Technology and power transform in tandem. The impact of the printing press on protestant politics or that of Cambridge Analytica on recent U.S. election outcomes suggests as much. Our proposed topic of 'AI, the Social Contract and Democracy' cuts to the heart of this phenomenon, while firmly anchoring it the analytical paradigm of democracy. As the transformational potential of AI is well understood in society at large, the technology sector nonetheless experiences that it rubs up against rules made in a different epoch. This is, however, not another version of regulation lagging behind innovation. Current debate frames are simply too limited to capture the complexity of our historical predicament, and underexpose in particular, the step between individual human rights, as the right to privacy, and the development and uses of technology. This intermediate step is the constituted form of collective rule that is presupposed by both technology stakeholders and the individual eager to safeguard her rights. The collective rule we have in mind is a particular one: that of democracy as an ongoing reflection and reformulation of the social contract. With technology, the image of the human and that of society changes, and that makes all the difference to our analytical work, which no longer can be pursued in disciplinary silos adapted to the pre-cybernetic age. Empirically, this manifests itself in the radical reconstitution of the public deliberative space, where reasoning, lobbying, marketing and manipulation amalgamate in a way that cannot be understood in isolation from the technology enabling, shaping and leveraging it.
By inviting inquiry into the social contract and democracy in the light of epochal changes brought about by AI, we prioritize research on the very point where AI, the human condition and the good society intersect. The question is how the ‘rule of the people by the people’ is ensured in a setting where neither 'rule', 'the people' or ‘the responsible human’ remain as stable points outside the transformative power of AI.

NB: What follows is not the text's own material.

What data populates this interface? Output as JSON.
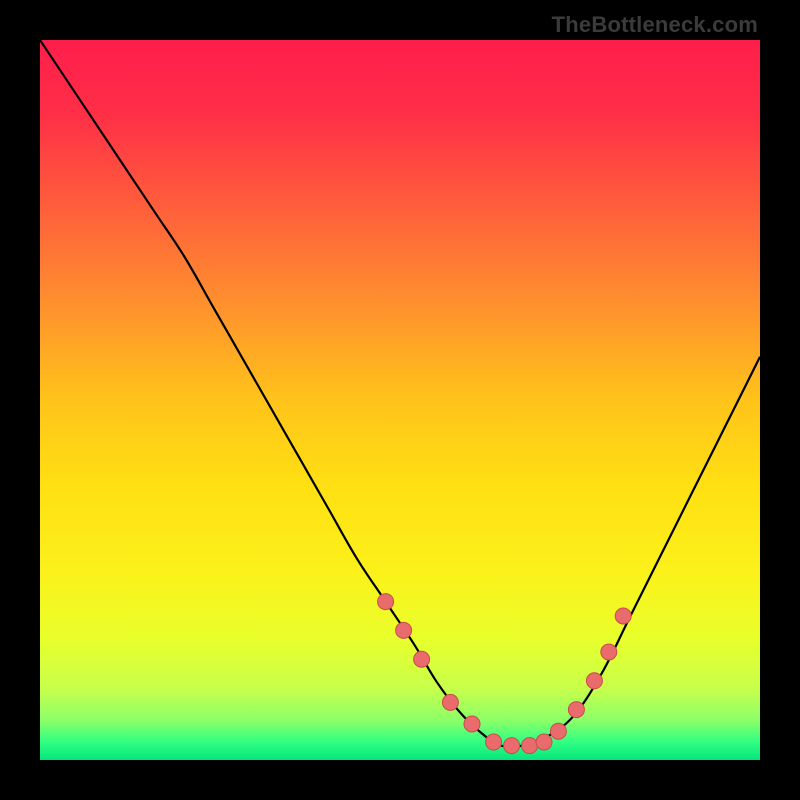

We feel safe when stating that our topic is novel and its framing is original. While we see an increased interest in the impact of AI on democracy, the rule of law and the social contract in the social sciences and the humanities, it often lacks a granular understanding of what exactly AI and digitalization do to the question of the human and the social. The inverse is true for attempts to approach these questions from the side of an ethically informed technology. Often, these accounts are perceived as overly rudimentary by a readership well versed in debates on Science and Technology Studies or New Materialities, and tend to reproduce behavioralist reductions in certain forms of AI. There are signs that this is starting to change in the past three years, as anyone searching relevant keywords in research databases will acknowledge. However, serious work in on this theme is still rare. Our proposed topic would ensure that Swedish research would connect early to these early efforts to develop what we would describe as a new paradigm.